Within the labor movement as such, the steps toward a revived internationalism have so far been halting. Much manufacturing work has shifted to countries with massive reserve armies of the urban poor. New technologies, driven by corporate criteria of efficiency, have fostered the casualization of labor, further weakening workers’ capacity to organize. But where there has been (as in South Africa) a strong tradition of organizing transcending strictly trade-unionist goals, new centers of solidarity emerge. Within the now partly deindustrialized countries of the global North, unionism tends to be stronger in the service sectors, and in some of these – such as security services – organizing tactics have shifted from job-actions to corporate campaigns, which have come to focus on issues of “governance” (in the sense of rules needing to be imposed on corporate conduct).  In this respect, internationalism is now coming to take on the specific form of transnationalism.

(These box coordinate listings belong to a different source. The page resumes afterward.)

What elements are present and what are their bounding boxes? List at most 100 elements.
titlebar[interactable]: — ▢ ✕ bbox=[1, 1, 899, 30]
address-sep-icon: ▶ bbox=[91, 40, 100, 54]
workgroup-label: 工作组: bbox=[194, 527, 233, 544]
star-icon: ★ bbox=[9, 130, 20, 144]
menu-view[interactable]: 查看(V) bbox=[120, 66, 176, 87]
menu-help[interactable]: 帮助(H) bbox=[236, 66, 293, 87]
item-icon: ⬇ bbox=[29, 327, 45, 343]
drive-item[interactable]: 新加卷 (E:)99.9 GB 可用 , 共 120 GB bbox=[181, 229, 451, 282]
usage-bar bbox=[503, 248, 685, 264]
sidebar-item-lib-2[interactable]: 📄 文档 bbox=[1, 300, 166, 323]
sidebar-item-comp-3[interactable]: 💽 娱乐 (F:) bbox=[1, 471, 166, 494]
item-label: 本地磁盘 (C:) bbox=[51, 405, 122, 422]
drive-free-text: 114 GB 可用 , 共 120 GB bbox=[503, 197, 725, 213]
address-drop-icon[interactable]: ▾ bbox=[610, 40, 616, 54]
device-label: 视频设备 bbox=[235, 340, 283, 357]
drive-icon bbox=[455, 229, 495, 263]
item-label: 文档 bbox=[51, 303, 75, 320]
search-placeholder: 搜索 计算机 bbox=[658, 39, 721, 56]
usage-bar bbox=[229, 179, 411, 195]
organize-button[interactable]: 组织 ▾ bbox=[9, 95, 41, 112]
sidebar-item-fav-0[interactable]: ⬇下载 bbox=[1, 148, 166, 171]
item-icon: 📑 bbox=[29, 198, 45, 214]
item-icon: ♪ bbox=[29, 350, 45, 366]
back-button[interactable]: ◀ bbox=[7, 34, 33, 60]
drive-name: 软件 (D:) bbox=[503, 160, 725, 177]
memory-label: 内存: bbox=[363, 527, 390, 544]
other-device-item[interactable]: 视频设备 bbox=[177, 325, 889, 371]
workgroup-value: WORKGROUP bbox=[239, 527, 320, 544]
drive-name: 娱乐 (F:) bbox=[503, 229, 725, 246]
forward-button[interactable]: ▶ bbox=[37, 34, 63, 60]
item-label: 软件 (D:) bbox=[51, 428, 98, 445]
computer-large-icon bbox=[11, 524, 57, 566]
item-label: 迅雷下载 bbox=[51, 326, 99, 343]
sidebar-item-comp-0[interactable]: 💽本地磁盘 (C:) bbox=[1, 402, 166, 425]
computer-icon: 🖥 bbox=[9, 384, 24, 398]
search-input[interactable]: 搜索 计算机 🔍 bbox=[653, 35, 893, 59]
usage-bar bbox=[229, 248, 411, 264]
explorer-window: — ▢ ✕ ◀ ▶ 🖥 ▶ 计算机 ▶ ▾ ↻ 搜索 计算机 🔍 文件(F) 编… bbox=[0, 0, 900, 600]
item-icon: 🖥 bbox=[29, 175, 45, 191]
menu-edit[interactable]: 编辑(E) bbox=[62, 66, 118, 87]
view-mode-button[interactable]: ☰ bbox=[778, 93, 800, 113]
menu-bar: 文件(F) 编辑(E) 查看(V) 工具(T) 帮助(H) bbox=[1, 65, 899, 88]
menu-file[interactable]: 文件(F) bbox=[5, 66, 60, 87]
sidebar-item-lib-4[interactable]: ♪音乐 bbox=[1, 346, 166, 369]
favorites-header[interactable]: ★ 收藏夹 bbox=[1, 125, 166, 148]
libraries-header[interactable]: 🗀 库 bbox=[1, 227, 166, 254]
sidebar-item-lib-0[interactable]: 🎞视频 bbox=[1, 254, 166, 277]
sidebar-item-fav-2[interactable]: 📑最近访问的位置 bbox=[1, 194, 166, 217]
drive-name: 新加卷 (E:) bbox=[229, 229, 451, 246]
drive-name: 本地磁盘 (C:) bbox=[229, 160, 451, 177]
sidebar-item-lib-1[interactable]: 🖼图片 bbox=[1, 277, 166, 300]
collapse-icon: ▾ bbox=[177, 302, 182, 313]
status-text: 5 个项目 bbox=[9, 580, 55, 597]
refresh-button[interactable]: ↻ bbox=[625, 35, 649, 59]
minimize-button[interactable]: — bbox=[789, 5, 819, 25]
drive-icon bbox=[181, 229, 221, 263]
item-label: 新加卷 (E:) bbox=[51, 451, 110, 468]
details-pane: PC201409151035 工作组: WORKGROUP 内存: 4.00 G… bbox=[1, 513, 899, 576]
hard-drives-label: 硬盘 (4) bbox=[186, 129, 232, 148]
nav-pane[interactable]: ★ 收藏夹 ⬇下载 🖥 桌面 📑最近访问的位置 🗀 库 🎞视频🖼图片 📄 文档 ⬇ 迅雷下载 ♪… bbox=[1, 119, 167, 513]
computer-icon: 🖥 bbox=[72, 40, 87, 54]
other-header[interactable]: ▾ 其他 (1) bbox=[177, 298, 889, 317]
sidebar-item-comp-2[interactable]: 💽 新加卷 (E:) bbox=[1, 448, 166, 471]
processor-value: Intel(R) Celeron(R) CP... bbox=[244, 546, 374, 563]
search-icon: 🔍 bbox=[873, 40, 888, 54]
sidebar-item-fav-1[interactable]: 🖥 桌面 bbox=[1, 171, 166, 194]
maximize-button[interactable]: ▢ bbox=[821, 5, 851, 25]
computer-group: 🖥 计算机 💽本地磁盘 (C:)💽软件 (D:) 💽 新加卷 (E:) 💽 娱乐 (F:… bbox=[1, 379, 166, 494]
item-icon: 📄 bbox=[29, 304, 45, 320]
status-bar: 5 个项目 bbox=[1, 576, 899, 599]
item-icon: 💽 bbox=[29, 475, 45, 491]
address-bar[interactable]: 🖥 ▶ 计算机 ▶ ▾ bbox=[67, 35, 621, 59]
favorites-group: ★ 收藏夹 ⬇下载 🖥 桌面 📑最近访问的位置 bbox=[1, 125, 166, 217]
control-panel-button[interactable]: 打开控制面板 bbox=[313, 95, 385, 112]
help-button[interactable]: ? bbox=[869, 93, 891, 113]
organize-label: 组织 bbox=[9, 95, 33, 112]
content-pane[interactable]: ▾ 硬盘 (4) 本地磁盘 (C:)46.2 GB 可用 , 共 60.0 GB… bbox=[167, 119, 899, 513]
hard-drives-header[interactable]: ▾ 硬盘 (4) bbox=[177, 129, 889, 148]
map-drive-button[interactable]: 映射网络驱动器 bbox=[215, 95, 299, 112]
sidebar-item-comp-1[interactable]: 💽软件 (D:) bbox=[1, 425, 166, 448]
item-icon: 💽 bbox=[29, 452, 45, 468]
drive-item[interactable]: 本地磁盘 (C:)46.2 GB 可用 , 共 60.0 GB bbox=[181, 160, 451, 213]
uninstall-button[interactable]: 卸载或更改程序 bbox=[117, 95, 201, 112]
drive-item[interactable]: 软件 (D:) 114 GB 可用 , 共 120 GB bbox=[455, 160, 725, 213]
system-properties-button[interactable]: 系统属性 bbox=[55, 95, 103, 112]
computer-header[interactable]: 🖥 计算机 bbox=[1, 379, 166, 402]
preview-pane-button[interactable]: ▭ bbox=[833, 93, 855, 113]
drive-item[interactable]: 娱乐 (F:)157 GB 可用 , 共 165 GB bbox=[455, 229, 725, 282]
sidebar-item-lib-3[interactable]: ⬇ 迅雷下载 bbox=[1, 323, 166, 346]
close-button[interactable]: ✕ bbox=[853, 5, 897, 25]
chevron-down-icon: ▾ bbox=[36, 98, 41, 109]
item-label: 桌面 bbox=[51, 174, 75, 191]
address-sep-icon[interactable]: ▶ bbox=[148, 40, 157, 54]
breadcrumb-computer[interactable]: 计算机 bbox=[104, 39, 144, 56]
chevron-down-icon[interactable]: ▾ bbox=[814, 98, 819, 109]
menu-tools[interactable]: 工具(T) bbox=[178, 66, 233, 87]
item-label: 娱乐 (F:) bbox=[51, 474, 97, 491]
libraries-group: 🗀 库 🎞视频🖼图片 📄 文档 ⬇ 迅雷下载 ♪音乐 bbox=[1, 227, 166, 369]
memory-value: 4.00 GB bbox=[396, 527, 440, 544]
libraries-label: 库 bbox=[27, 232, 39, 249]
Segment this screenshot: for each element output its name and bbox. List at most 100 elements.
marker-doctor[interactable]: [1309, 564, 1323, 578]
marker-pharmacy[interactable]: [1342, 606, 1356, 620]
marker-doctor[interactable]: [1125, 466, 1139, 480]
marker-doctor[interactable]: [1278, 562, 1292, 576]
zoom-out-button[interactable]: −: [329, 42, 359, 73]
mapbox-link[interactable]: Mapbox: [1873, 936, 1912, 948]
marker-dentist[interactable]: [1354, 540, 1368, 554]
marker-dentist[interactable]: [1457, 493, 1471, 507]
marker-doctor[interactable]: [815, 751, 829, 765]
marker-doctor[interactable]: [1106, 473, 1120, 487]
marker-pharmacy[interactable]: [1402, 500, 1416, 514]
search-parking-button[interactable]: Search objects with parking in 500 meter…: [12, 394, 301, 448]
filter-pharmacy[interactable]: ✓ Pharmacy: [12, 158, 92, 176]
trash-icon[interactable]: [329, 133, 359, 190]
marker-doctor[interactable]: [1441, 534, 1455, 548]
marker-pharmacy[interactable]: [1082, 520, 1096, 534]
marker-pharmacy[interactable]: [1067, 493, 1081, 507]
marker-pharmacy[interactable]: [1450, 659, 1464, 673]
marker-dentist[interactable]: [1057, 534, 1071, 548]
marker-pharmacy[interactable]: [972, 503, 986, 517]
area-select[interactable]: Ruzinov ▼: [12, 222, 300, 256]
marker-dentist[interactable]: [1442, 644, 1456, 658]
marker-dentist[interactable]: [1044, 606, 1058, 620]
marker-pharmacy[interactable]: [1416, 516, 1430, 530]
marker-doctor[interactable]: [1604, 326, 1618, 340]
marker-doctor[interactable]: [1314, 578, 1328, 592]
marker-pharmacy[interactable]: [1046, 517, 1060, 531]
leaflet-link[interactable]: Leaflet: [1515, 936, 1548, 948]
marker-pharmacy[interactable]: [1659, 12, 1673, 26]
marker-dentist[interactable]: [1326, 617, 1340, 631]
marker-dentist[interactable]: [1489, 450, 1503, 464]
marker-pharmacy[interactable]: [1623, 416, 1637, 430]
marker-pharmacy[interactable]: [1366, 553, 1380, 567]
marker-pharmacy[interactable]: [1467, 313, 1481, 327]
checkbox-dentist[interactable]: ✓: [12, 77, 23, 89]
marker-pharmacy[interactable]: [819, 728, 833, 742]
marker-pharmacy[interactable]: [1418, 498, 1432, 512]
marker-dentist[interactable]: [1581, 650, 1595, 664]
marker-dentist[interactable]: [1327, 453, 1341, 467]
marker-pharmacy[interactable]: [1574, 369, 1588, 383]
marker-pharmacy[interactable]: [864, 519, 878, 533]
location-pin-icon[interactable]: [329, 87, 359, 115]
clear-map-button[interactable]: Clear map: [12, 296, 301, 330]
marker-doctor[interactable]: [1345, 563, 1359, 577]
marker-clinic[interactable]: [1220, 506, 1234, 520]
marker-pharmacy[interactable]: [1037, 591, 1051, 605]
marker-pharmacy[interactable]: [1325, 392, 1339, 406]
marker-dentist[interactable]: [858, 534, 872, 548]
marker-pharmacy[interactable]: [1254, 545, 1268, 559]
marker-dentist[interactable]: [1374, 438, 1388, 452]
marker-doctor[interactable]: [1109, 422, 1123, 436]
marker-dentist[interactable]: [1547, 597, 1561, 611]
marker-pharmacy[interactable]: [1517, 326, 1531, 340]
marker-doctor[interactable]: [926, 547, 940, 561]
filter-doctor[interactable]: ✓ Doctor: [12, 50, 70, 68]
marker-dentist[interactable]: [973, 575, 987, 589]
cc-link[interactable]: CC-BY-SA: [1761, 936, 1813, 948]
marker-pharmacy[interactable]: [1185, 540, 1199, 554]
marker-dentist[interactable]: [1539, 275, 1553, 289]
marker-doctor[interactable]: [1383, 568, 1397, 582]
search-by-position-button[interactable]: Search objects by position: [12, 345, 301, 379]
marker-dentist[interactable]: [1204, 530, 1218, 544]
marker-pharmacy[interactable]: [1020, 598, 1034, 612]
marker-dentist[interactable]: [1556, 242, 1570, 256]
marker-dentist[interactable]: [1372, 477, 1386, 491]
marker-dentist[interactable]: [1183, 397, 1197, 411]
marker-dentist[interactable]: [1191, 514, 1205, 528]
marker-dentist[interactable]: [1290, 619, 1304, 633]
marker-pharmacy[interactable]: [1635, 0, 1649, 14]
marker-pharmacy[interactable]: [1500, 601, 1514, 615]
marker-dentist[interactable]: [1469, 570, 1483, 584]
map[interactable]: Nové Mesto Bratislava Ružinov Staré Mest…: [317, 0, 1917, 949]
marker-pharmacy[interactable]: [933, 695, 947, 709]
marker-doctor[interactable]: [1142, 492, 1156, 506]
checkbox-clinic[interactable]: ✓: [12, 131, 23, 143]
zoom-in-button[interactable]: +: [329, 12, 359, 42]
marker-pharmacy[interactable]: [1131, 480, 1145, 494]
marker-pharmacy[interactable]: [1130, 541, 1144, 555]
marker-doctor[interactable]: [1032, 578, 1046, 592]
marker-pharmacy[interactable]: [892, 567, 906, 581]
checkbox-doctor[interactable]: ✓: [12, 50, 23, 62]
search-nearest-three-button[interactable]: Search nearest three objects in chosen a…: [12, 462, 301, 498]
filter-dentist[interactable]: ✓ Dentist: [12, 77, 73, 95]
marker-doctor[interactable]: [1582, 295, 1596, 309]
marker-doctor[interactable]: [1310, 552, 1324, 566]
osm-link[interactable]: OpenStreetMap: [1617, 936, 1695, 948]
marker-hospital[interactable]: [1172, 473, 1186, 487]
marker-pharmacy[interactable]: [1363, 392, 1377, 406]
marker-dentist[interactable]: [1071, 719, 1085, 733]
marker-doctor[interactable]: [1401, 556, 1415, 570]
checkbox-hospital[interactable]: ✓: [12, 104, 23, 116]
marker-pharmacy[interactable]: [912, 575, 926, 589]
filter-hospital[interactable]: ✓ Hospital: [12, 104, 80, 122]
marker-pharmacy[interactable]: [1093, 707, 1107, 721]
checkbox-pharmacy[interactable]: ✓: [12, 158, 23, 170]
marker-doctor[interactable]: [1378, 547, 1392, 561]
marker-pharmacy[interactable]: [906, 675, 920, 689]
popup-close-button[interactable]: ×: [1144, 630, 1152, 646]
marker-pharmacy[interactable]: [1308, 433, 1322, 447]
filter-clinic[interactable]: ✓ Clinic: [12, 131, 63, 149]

That is, solidarity has become a matter of linking workers across borders not just at certain climactic moments (e.g., during strikes), but as a routine part of their work-lives.3 A noteworthy expression of this, documented below, is the practice – initiated among communications workers – of union-sponsored cross-national contacts for rank-and-file workers as well as for union officials.

Consistent with this latter development is a revival of interest in workers’ self-management,4 reminding us of an aspect of Marx’s thought that, as also described in these pages, informed his organizational work in the International. Together with activation of the rank-and-file, a renewed attention to cooperative principles of workplace organization restores a sense of workers as full citizens – actively shaping social production – and not just as repositories of a particular functional interest.

In this respect, it is worth noting a final sense in which the conditions of 1864 and today differ from those prevailing during much of the intervening period. Today, as in 1864, there is no hegemonic working-class political party. The prospect of developing such a party was implicit in the work of the First International, and the fact that a party had not yet materialized explains at once the limitations in what the Association could implement and, on the other hand, the range of positions that it could consider seriously in its debates. We now have the opportunity to learn from that experience.

Notes

1. On the severity of resource-depletion, see Michael T. Klare, The Race for What’s Left: The Global Scramble for the World’s Last Resources, New York: Henry Holt, 2012.

2. On the environment as a class issue, see Victor Wallis, “The Search for a Mass Ecological Constituency,” International Critical Thought, vol. 3, no. 4 (2013), 496-509, and Jeremy Brecher, “‘Jobs vs. the Environment’: How to Counter This Divisive Big Lie,” www.labor4sustainability.org/articles/%E2%80%98jobs-vs-the-environment%E2%80%99-how-to-counter-this-divisive-big-lie/

3. Jamie K. McCallum, Global Unions, Local Power: The New Spirit of Transnational Labor Organizing, Ithaca: Cornell University Press, 2013

4. See Immanuel Ness and Dario Azzellini, eds., Ours to Master and to Own: Workers’ Control from the Commune to the Present, Chicago: Haymarket, 2011, and Richard D. Wolff, Democracy at Work: A Cure for Capitalism, Chicago: Haymarket, 2012.